In mid August, I
went to Cuandixia for the third time. It’s
one of my favourite places in Beijing: a small, Ming-dynasty village squatting
in a cleft between hills. The best part
about going there is spending the night in a rural courtyard house. In terms of design, they are like the
courtyard houses in Beijing, and much of northern China for that matter:
southward-facing, with one-storey buildings grouped around one or more
courtyards that all fall on a north-south axis.
But with
Cuandixia, you get to stay with local families, and you are surrounded by
countryside – in other words, in spite of the mere 2 hours that separates it
from Beijing, you may as well be in another world.
I don’t do very
much when I am there. And in fact, there
isn’t much to do, except wander along the paths, talk with Mr. Han (everyone in
the village is called “Han” it turns out) and browse the usual souvenirs (local
honey, postcards, fridge magnets).

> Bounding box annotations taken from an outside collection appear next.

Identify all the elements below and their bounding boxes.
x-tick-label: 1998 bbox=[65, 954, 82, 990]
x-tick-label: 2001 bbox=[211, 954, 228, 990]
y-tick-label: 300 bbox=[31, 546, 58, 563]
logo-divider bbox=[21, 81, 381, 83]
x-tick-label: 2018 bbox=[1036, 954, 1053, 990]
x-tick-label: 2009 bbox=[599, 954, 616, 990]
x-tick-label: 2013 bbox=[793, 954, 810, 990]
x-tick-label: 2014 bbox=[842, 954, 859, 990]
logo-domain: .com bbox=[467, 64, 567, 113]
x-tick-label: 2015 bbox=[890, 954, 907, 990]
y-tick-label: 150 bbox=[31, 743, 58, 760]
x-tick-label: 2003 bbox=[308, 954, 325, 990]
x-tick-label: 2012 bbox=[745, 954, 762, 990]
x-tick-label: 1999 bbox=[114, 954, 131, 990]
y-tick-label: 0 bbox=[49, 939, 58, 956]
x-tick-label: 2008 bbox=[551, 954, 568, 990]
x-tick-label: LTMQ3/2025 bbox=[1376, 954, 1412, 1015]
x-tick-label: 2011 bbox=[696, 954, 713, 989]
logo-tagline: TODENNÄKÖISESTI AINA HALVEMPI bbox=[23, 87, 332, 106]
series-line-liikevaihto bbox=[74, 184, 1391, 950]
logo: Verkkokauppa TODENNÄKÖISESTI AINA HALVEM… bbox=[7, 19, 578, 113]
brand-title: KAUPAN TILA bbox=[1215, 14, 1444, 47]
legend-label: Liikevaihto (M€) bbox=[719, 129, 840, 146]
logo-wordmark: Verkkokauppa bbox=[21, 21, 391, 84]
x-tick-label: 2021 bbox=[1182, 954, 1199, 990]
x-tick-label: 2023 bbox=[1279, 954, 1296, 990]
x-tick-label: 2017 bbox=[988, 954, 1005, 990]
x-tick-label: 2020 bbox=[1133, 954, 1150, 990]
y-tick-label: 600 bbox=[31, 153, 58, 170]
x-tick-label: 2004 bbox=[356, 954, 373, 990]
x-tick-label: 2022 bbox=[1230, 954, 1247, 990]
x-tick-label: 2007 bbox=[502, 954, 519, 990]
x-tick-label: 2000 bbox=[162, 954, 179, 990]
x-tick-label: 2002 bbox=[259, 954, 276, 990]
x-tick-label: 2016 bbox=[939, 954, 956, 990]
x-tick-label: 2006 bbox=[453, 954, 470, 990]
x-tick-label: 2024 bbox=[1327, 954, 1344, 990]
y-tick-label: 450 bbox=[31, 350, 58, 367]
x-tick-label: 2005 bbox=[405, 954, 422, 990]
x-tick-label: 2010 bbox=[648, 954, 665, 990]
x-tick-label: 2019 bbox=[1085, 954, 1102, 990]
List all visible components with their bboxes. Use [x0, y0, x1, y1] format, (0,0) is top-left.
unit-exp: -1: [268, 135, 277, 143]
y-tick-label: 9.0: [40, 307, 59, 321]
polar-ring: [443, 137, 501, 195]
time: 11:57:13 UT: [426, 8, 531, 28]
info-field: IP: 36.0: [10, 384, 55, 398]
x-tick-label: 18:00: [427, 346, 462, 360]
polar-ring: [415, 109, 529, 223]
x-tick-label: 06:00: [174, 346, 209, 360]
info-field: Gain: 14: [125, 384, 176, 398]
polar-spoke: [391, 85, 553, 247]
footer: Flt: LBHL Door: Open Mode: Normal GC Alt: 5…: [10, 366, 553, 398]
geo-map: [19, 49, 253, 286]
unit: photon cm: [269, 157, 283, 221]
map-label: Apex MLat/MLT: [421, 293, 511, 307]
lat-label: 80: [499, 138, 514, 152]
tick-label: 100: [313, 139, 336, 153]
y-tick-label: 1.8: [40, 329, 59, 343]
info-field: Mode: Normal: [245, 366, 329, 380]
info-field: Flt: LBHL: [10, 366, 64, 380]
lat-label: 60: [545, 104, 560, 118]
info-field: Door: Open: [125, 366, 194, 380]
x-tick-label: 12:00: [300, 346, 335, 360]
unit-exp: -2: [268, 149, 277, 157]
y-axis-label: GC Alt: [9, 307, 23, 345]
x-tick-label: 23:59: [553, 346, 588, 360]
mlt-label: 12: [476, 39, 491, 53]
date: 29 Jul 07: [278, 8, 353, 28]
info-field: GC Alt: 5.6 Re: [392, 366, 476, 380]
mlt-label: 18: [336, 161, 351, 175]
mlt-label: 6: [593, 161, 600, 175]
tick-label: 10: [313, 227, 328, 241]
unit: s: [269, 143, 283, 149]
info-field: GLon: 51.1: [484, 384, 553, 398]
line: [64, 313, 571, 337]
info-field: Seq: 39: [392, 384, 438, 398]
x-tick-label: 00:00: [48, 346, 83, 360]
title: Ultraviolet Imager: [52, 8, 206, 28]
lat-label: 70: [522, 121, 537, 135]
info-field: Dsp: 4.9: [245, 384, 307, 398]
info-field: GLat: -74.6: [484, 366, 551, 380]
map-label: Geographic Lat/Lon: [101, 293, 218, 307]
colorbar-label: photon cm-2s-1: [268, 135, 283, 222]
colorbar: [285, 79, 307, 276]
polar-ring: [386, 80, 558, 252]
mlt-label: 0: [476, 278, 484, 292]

But it bears re-visiting somehow, as certain
places do, and each time I am glad to be there again.
There are other
kinds of revisits. Yesterday I came
across a cache of old diaries, including one from 2007-2008, which was the
period framing my second and third stay in China, including my first longer
stay in Beijing. Besides out-of-breath
accounts of the Summer Palace and the Temple of Heaven, there are also some (to
me) adorably dogged attempts at keeping a diary in Chinese. I can’t remember if at the time I thought I
was making a good stab at native-level expression, or if it was just yet
another attempt to connect with a language that had me utterly under its spell. Either way, they look funny now: laboriously
and loving transcribed characters spelling out passages that read like primary
school composition exercises with titles like “My Day in Beijing”, or “What I
did last summer.” Did I even notice how
little they resembled a genuine diary?
Finally, a picture
of a girl in a hutong, flaring up like a flame and making big shadows that I
can move in. I will leave you to work
out if the image is recent, or a revisit though.